The 48-year-old rapper – who has six-year-old daughter Blue Ivy and nine-month-old twins Rumi and Sir with wife Beyonce – grew up without his own dad in his life, so felt underprepared for parenthood because he didn’t have a role model to look up to.
Explaining how he felt underprepared, he said: "[There were not] very many examples for us growing up of that."
But everything just clicked into place for him when his first child was born.
He mused: "It’s strange that way."
The ‘Empire State of Mind’ hitmaker admitted he felt "a bunch of anger" towards his father when he was growing up, but his stance softened as he got older.

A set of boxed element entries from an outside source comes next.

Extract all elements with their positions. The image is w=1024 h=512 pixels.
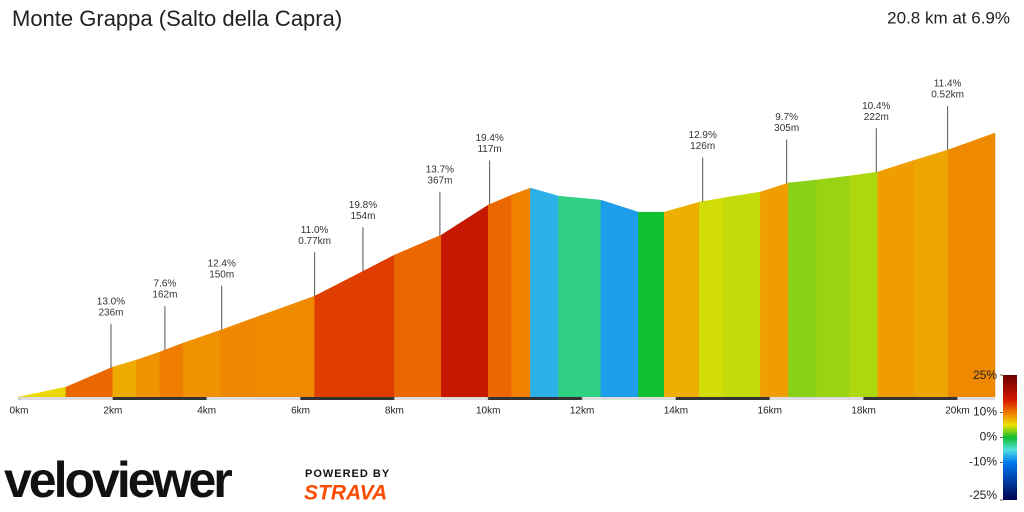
x-tick-label: 14km bbox=[664, 406, 688, 417]
x-tick-label: 16km bbox=[758, 406, 782, 417]
x-tick-label: 12km bbox=[570, 406, 594, 417]
x-tick-label: 18km bbox=[851, 406, 875, 417]
section-bar bbox=[488, 397, 583, 400]
gradient-segment bbox=[877, 159, 916, 398]
annotation-grade: 19.4% bbox=[475, 133, 503, 144]
annotation-length: 117m bbox=[477, 144, 501, 155]
gradient-segment bbox=[112, 359, 137, 398]
annotation-grade: 9.7% bbox=[775, 112, 798, 123]
annotation-grade: 10.4% bbox=[862, 101, 890, 112]
gradient-segment bbox=[788, 179, 817, 398]
gradient-segment bbox=[530, 187, 559, 398]
gradient-segment bbox=[314, 271, 362, 398]
gradient-segment bbox=[65, 366, 114, 398]
x-tick-label: 20km bbox=[945, 406, 969, 417]
gradient-segment bbox=[760, 182, 789, 398]
gradient-segment bbox=[638, 211, 665, 398]
gradient-segment bbox=[914, 149, 949, 398]
annotation-length: 0.77km bbox=[298, 236, 331, 247]
gradient-segment bbox=[220, 317, 254, 398]
summary: 20.8 km at 6.9% bbox=[887, 8, 1010, 27]
annotation-length: 126m bbox=[690, 141, 715, 152]
gradient-segment bbox=[600, 199, 639, 398]
annotation-length: 305m bbox=[774, 123, 799, 134]
gradient-segment bbox=[487, 194, 512, 398]
colorbar-label: 10% bbox=[973, 405, 997, 419]
gradient-segment bbox=[159, 342, 184, 398]
gradient-segment bbox=[816, 175, 850, 398]
powered-by: POWERED BY bbox=[305, 468, 390, 480]
strava-logo: STRAVA bbox=[304, 482, 387, 505]
colorbar-label: -10% bbox=[969, 455, 997, 469]
annotation-length: 162m bbox=[152, 290, 177, 301]
colorbar-label: 25% bbox=[973, 368, 997, 382]
x-tick-label: 8km bbox=[385, 406, 404, 417]
annotation-grade: 13.7% bbox=[426, 164, 454, 175]
annotation-grade: 13.0% bbox=[97, 296, 125, 307]
gradient-segment bbox=[722, 191, 761, 398]
gradient-segment bbox=[182, 329, 222, 398]
section-bar bbox=[863, 397, 958, 400]
gradient-segment bbox=[663, 201, 700, 398]
colorbar-label: 0% bbox=[980, 430, 998, 444]
gradient-segment bbox=[441, 204, 489, 398]
annotation-grade: 12.9% bbox=[688, 130, 716, 141]
chart-title: Monte Grappa (Salto della Capra) bbox=[12, 6, 342, 31]
annotation-length: 150m bbox=[209, 269, 234, 280]
x-tick-label: 4km bbox=[197, 406, 216, 417]
gradient-segment bbox=[394, 244, 419, 398]
annotation-length: 154m bbox=[350, 211, 375, 222]
colorbar-label: -25% bbox=[969, 488, 997, 502]
annotation-length: 222m bbox=[864, 112, 889, 123]
annotation-length: 236m bbox=[98, 307, 123, 318]
gradient-segment bbox=[417, 234, 442, 398]
annotation-grade: 11.0% bbox=[301, 225, 329, 236]
gradient-segment bbox=[947, 132, 996, 398]
x-tick-label: 6km bbox=[291, 406, 310, 417]
colorbar bbox=[1003, 375, 1017, 500]
gradient-segment bbox=[849, 171, 878, 398]
gradient-segment bbox=[511, 187, 531, 398]
section-bar bbox=[675, 397, 770, 400]
gradient-segment bbox=[699, 197, 724, 398]
logo: veloviewer bbox=[4, 452, 232, 508]
annotation-grade: 11.4% bbox=[934, 79, 962, 90]
annotation-length: 367m bbox=[427, 175, 452, 186]
section-bar bbox=[300, 397, 395, 400]
gradient-segment bbox=[136, 351, 161, 398]
annotation-grade: 12.4% bbox=[208, 258, 236, 269]
annotation-grade: 7.6% bbox=[154, 279, 177, 290]
gradient-segment bbox=[18, 386, 67, 398]
gradient-segment bbox=[361, 254, 395, 398]
x-tick-label: 2km bbox=[103, 406, 122, 417]
annotation-length: 0.52km bbox=[931, 90, 964, 101]
annotation-grade: 19.8% bbox=[349, 200, 377, 211]
section-bar bbox=[112, 397, 207, 400]
gradient-segment bbox=[558, 195, 602, 398]
x-tick-label: 10km bbox=[476, 406, 500, 417]
gradient-segment bbox=[253, 295, 315, 398]
x-tick-label: 0km bbox=[10, 406, 29, 417]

Speaking on ‘My Next Guest Needs No Introduction With David Letterman’, he said: "As a kid I had a bunch of anger towards him, but as I grew up I realised that the things he went through in life were very difficult.

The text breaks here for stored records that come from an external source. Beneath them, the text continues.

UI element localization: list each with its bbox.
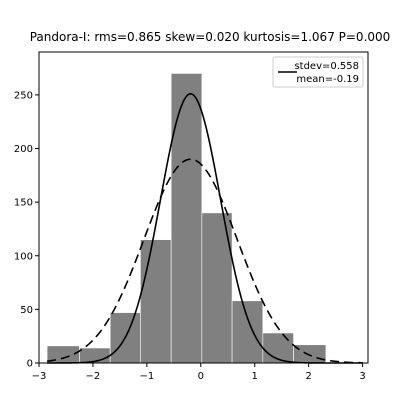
dashed-gaussian-curve [46,158,363,364]
plot-frame [38,51,369,364]
x-tick-label: −3 [32,371,47,382]
x-axis: −3 −2 −1 0 1 2 3 [32,363,366,382]
y-tick-label: 150 [14,198,33,209]
x-tick-label: 1 [252,371,258,382]
legend: stdev=0.558 mean=-0.19 [272,56,364,88]
y-tick-label: 100 [14,251,33,262]
legend-box [272,56,364,88]
histogram-bars [46,73,327,364]
histogram-bar [231,300,264,364]
x-tick-label: 0 [198,371,204,382]
histogram-bar [293,344,327,364]
y-tick-label: 200 [14,144,33,155]
y-tick-label: 50 [20,305,33,316]
histogram-bar [140,239,172,364]
x-tick-label: 2 [305,371,311,382]
x-tick-label: −1 [139,371,154,382]
x-tick-label: −2 [86,371,101,382]
legend-entry-stdev: stdev=0.558 [294,61,359,72]
x-tick-label: 3 [359,371,365,382]
chart-title: Pandora-I: rms=0.865 skew=0.020 kurtosis… [30,30,391,44]
y-axis: 0 50 100 150 200 250 [14,90,39,370]
legend-entry-mean: mean=-0.19 [296,74,359,85]
histogram-bar [170,73,203,364]
y-tick-label: 0 [27,359,33,370]
y-tick-label: 250 [14,90,33,101]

"I’m not heartbroken at this point in my life. I wake up, I look around, I look at my kids, they’re healthy…
"I feel grateful every day."
Jay admitted he and his wife have done a lot of "hard work" in therapy to keep their marriage together, and he has strived to find the "emotional tools" he needs to do that after growing up in an environment where he was told to "be a man, stand up, don’t cry".
He said: "I want to have the emotional tools that it keeps to keep my family together.
"We did the hard work of going to therapy, we love each other."
Meanwhile, the ’99 Problems’ hitmaker claimed Donald Trump’s presidency is a "great thing" for America because it has forced people to "work together" and address the "ugly side" of the country.
He said: "I think it’s actually a great thing.
"What he’s forcing people to do is have a conversation and band together and work together. You can’t really address something that’s not revealed. He’s bringing out an ugly side of America that we wanted to believe was gone, but it’s still here and we still gotta deal with it.
"We have to have the tough conversations; we have to talk about the N-word, we have to talk about why white men are so privileged in this country."